How do I manage with my crew?  I’ve been asked this many times.  Here are my thoughts, in no particular order:
  • In the various “Orthodox” circles where I travel, my family may be considered large, average, or “that’s a sneeze”.  Some people reading this may be chuckling at the notion that I have a lot on my plate.
  •  I am one of 7 kids.  So this feels normal to me.
  • My husband is one of 8 kids… he and Kermit may have something to talk about.
  • Did you ever notice that people think a “large family” is anything with more kids than they grew up with?  Likewise, a “small” family would be… anything smaller than they grew up with.  My, what an objective and scientific group us humans are.
  • Since my sibs and sibs-in-law are all used to this, as are many of my friends, we are not a novelty or a curiosity.  It’s considered normal for me to have a couple of friends’ kids or nieces/nephews for sleepovers or playdates; likewise, my kids would go over to friends, neighbors, or relatives even when they have a houseful.  Multiple pregnancies, nursing moms, and childbirth are all part of the fabric of lives.  We’re used to this and it’s part of the culture.  This implicit and practical support is everything.
  • I am the oldest girl and the second child in my family.  My mom is a very smart woman, and guided us to help in a way that was empowering and also taught us responsibility, commitment, and selflessness.  She let us help in ways that we wanted to by offering me choices (would you like to do the grocery shopping or bathe the kids?).  Contrary to some media reports I’ve seen, this did not make me resentful, neurotic, un-religious, or give me an eating disorder.  It made me a healthy, responsible member of society.  Did I always want to help?  NO.  But the doing when I wasn’t in the mood helped me get out of the selfish zone that many teens live in. 

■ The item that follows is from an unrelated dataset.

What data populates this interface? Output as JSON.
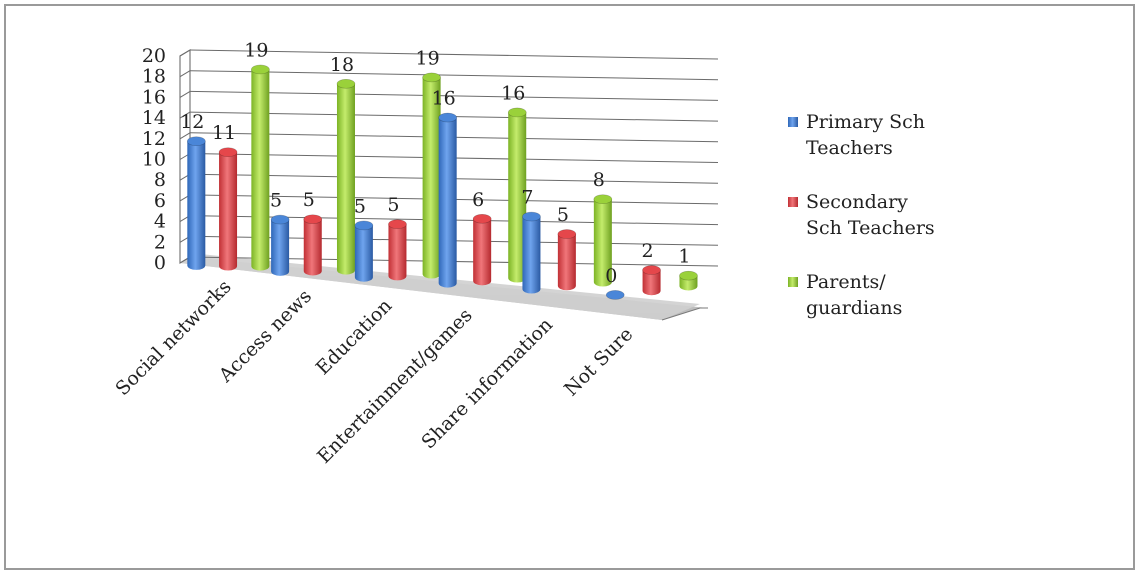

  •  I loved my younger sisters and brothers.  (Okay, my older brother too.)  I sincerely was so excited each time my mother had another child.  My kids are like this too.  Once would be quite surprised at how kids in large families beg their folks to have more (assuming it’s a healthy household).  When I had six, my kids were literally hounding me: When are you going to have another baby??  So they LOVE getting the baby after a nap, feeding her Cheerios, walking her in the stroller, and…. Well, the diaper changing is still mainly my and my husband’s job. J
  • I hire paid help when I need to and I don’t consider it a luxury.  We don’t go on expensive vacations, and I buy clothes on the cheap, but help in the home is a total priority.  And I DON’T FEEL GUILTY ABOUT IT.  Healthy mom, healthy kids.  It’s that simple.

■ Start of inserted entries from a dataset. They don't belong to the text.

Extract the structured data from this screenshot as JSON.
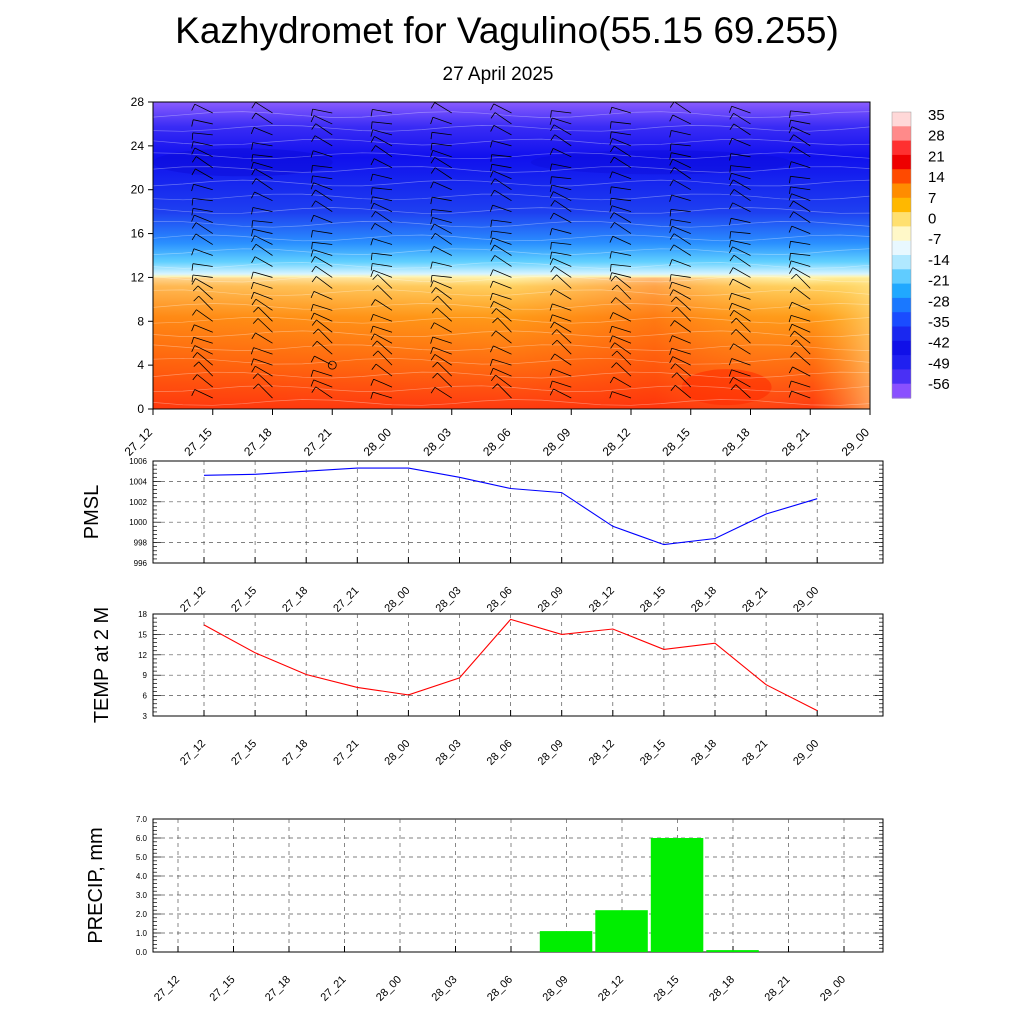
{
  "title": "Kazhydromet for Vagulino(55.15 69.255)",
  "subtitle": "27 April 2025",
  "chart_data": [
    {
      "type": "heatmap",
      "name": "vertical-cross-section",
      "x": [
        "27_12",
        "27_15",
        "27_18",
        "27_21",
        "28_00",
        "28_03",
        "28_06",
        "28_09",
        "28_12",
        "28_15",
        "28_18",
        "28_21",
        "29_00"
      ],
      "y_ticks": [
        0,
        4,
        8,
        12,
        16,
        20,
        24,
        28
      ],
      "ylim": [
        0,
        28
      ],
      "colorbar_labels": [
        "35",
        "28",
        "21",
        "14",
        "7",
        "0",
        "-7",
        "-14",
        "-21",
        "-28",
        "-35",
        "-42",
        "-49",
        "-56"
      ],
      "overlay": "wind barbs",
      "surface_temperature_by_time": [
        16,
        13,
        10,
        8,
        6,
        9,
        16,
        15,
        17,
        18,
        14,
        9,
        5
      ]
    },
    {
      "type": "line",
      "name": "pmsl",
      "ylabel": "PMSL",
      "x": [
        "27_12",
        "27_15",
        "27_18",
        "27_21",
        "28_00",
        "28_03",
        "28_06",
        "28_09",
        "28_12",
        "28_15",
        "28_18",
        "28_21",
        "29_00"
      ],
      "values": [
        1004.6,
        1004.7,
        1005.0,
        1005.3,
        1005.3,
        1004.4,
        1003.3,
        1002.9,
        999.6,
        997.8,
        998.4,
        1000.8,
        1002.3
      ],
      "ylim": [
        996,
        1006
      ],
      "y_ticks": [
        996,
        998,
        1000,
        1002,
        1004,
        1006
      ],
      "color": "#0000ff",
      "grid": true
    },
    {
      "type": "line",
      "name": "temp-2m",
      "ylabel": "TEMP at 2 M",
      "x": [
        "27_12",
        "27_15",
        "27_18",
        "27_21",
        "28_00",
        "28_03",
        "28_06",
        "28_09",
        "28_12",
        "28_15",
        "28_18",
        "28_21",
        "29_00"
      ],
      "values": [
        16.4,
        12.3,
        9.1,
        7.2,
        6.1,
        8.6,
        17.2,
        15.0,
        15.8,
        12.8,
        13.7,
        7.6,
        3.8
      ],
      "ylim": [
        3,
        18
      ],
      "y_ticks": [
        3,
        6,
        9,
        12,
        15,
        18
      ],
      "color": "#ff0000",
      "grid": true
    },
    {
      "type": "bar",
      "name": "precip",
      "ylabel": "PRECIP, mm",
      "x": [
        "27_12",
        "27_15",
        "27_18",
        "27_21",
        "28_00",
        "28_03",
        "28_06",
        "28_09",
        "28_12",
        "28_15",
        "28_18",
        "28_21",
        "29_00"
      ],
      "values": [
        0,
        0,
        0,
        0,
        0,
        0,
        0,
        1.1,
        2.2,
        6.0,
        0.1,
        0,
        0
      ],
      "ylim": [
        0,
        7
      ],
      "y_ticks": [
        "0.0",
        "1.0",
        "2.0",
        "3.0",
        "4.0",
        "5.0",
        "6.0",
        "7.0"
      ],
      "color": "#00ee00",
      "grid": true
    }
  ]
}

  • My big kids totally help me (see #6).  Sometimes they love doing it, and sometimes they don’t, but girls and boys alike help out with: cleaning up, laundry, grocery shopping, various gofer errands around the house, setting the table and clearing away, babysitting, and, yes, even diaper changing.  Despite the effort this involves on my part, I am a firm believer that this is good for my kids (and for me).  Some call it Pyramid Parenting.  My husband and I are at the top, and we delegate to the younger ones to help out with the even-younger-ones.  It needs to be done with sensitivity so the goal is accomplished without resentment and we need to constantly check ourselves that each child receives adequate attention and alone-time.  Do I always succeed?  No, but I think for the most part we do OK.
  •  I pray.  As often as I can.  For many things, but specifically, that God should help me be a good parent, gift me with the wisdom to make the right decisions for my kids and the strength to care for them as they need.  For good health and good influences.  That they might grow up to be spiritual, healthy in body and mind, to do good deeds, be good Jews, honest and upright, marry well, and be a credit to all.
  • My husband and I are an absolute team.  We share the load, whether that load is physical, job-related, kid-related, house-related.  This is huge.
  •  Am I overwhelmed?  Sometimes.  Are parents of two kids ever overwhelmed?  Are non-parents sometimes overwhelmed??  We all get overwhelmed sometimes.  That’s OK.  That’s just life.

And finally, Kermit, I’d like to say that I think we need to get this family into reality TV… An elderly octomom, the whole living in the shoe piece… would you say??